Figure X: The ratio of GFP synthesis as a function of inducer concentration

Figure X: The ratio of GFP synthesis as a function of time



Protein G





We have introduced Protein G from Streptococcus dysgalactiae ssp equisimilis into E.coli where it is succesfully expressed.



Figure 15:Alignment of the full tat_ProteinG construct.



The Protein G gene from the Streptococcus dysgalactiae ssp equisimilis sample we collected from the hospital is clearly missing two bigger segments compared to the known gene sequence. We conclude that this is Protein G as the rest of the sequence aligns well.
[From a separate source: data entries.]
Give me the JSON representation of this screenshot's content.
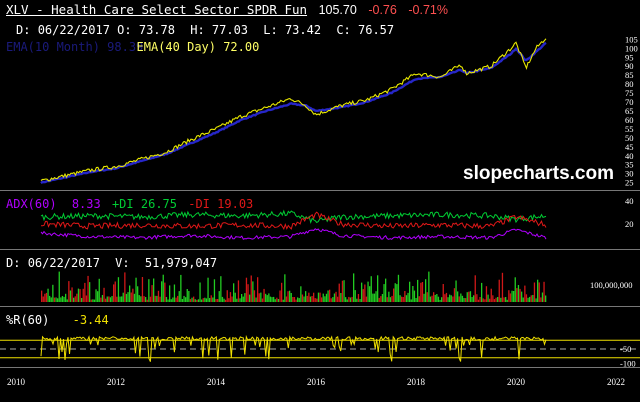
{
  "colors": {
    "price": "#e8e800",
    "ema": "#2626c8",
    "adx": "#b000ff",
    "plus_di": "#00cc33",
    "minus_di": "#e01818",
    "pctr": "#f0e000",
    "up_volume": "#22cc22",
    "down_volume": "#d01818",
    "change_negative": "#ff5050",
    "title": "#ffffff",
    "watermark": "#ffffff"
  },
  "header": {
    "title": "XLV - Health Care Select Sector SPDR Fun",
    "last_price": "105.70",
    "change": "-0.76",
    "change_pct": "-0.71%"
  },
  "ohlc": {
    "date_label": "D:",
    "date": "06/22/2017",
    "open_label": "O:",
    "open": "73.78",
    "high_label": "H:",
    "high": "77.03",
    "low_label": "L:",
    "low": "73.42",
    "close_label": "C:",
    "close": "76.57"
  },
  "legend": {
    "ema_hidden": "EMA(10 Month) 98.39",
    "ema_visible": "EMA(40 Day) 72.00"
  },
  "watermark": "slopecharts.com",
  "price_axis": [
    "105",
    "100",
    "95",
    "90",
    "85",
    "80",
    "75",
    "70",
    "65",
    "60",
    "55",
    "50",
    "45",
    "40",
    "35",
    "30",
    "25"
  ],
  "adx_panel": {
    "adx_label": "ADX(60)",
    "adx_value": "8.33",
    "plus_label": "+DI",
    "plus_value": "26.75",
    "minus_label": "-DI",
    "minus_value": "19.03",
    "axis": [
      "40",
      "20"
    ]
  },
  "volume_panel": {
    "date_label": "D:",
    "date": "06/22/2017",
    "vol_label": "V:",
    "volume": "51,979,047",
    "axis": [
      "100,000,000"
    ]
  },
  "pctr_panel": {
    "label": "%R(60)",
    "value": "-3.44",
    "axis": [
      "-50",
      "-100"
    ]
  },
  "x_axis": [
    "2010",
    "2012",
    "2014",
    "2016",
    "2018",
    "2020",
    "2022"
  ],
  "chart_data": [
    {
      "type": "line",
      "title": "XLV - Health Care Select Sector SPDR Fun",
      "x": [
        2010.5,
        2011.0,
        2011.5,
        2012.0,
        2012.5,
        2013.0,
        2013.5,
        2014.0,
        2014.5,
        2015.0,
        2015.5,
        2015.8,
        2016.0,
        2016.5,
        2017.0,
        2017.5,
        2018.0,
        2018.5,
        2018.9,
        2019.0,
        2019.5,
        2019.9,
        2020.0,
        2020.2,
        2020.4,
        2020.6
      ],
      "series": [
        {
          "name": "XLV",
          "values": [
            26,
            29,
            32,
            34,
            38,
            42,
            49,
            55,
            62,
            67,
            72,
            68,
            63,
            68,
            71,
            77,
            86,
            84,
            91,
            86,
            90,
            100,
            103,
            89,
            100,
            106
          ]
        },
        {
          "name": "EMA(40 Day)",
          "values": [
            25,
            28,
            31,
            33,
            37,
            41,
            47,
            53,
            60,
            65,
            69,
            68,
            65,
            67,
            70,
            75,
            83,
            84,
            88,
            86,
            89,
            97,
            100,
            93,
            98,
            103
          ]
        }
      ],
      "ylim": [
        22,
        108
      ]
    },
    {
      "type": "line",
      "x": [
        2010.5,
        2011.5,
        2012.5,
        2013.5,
        2014.5,
        2015.5,
        2016.0,
        2016.5,
        2017.5,
        2018.5,
        2019.5,
        2020.0,
        2020.6
      ],
      "series": [
        {
          "name": "ADX(60)",
          "values": [
            12,
            9,
            8,
            10,
            8,
            9,
            16,
            10,
            8,
            9,
            8,
            15,
            8
          ]
        },
        {
          "name": "+DI",
          "values": [
            26,
            27,
            26,
            28,
            27,
            29,
            22,
            26,
            27,
            28,
            27,
            24,
            27
          ]
        },
        {
          "name": "-DI",
          "values": [
            20,
            18,
            19,
            18,
            19,
            18,
            28,
            20,
            18,
            19,
            18,
            26,
            19
          ]
        }
      ],
      "ylim": [
        0,
        45
      ]
    },
    {
      "type": "line",
      "x": [
        2010.5,
        2011.0,
        2011.3,
        2011.6,
        2012.0,
        2012.4,
        2012.8,
        2013.2,
        2013.6,
        2014.0,
        2014.4,
        2014.8,
        2015.2,
        2015.6,
        2016.0,
        2016.4,
        2016.8,
        2017.2,
        2017.6,
        2018.0,
        2018.4,
        2018.8,
        2019.2,
        2019.6,
        2020.0,
        2020.2,
        2020.6
      ],
      "series": [
        {
          "name": "%R(60)",
          "values": [
            -15,
            -10,
            -95,
            -20,
            -10,
            -60,
            -15,
            -12,
            -40,
            -10,
            -70,
            -15,
            -10,
            -50,
            -95,
            -20,
            -60,
            -10,
            -15,
            -45,
            -10,
            -85,
            -20,
            -55,
            -10,
            -98,
            -3.44
          ]
        }
      ],
      "ylim": [
        -105,
        5
      ]
    }
  ]
}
To check weather Protein G is even produced in the S3-2B cells we did a SDS-PAGE with these cells along with a wildtype ER2566 cell sample (see figure below):

Figure 17:SDS-PAGE of wildtype (WT) ER2566 cells and ER2566 S3-2B cells with tat_ProteinG construct. Ladder applied is Precision Plus ProteinTM Unstained Standards.



There is a very clear additional band on the S3-2B sample of about 60 kDa in protein mass. Highly indicating that tat_Protein G is produced in the cells.
The conclusion is that Protein G is obviously produced in the E.coli strain ER2566 cells, but the tat signal peptide seems to fail to direct the Protein G into the periplasm and OMVs.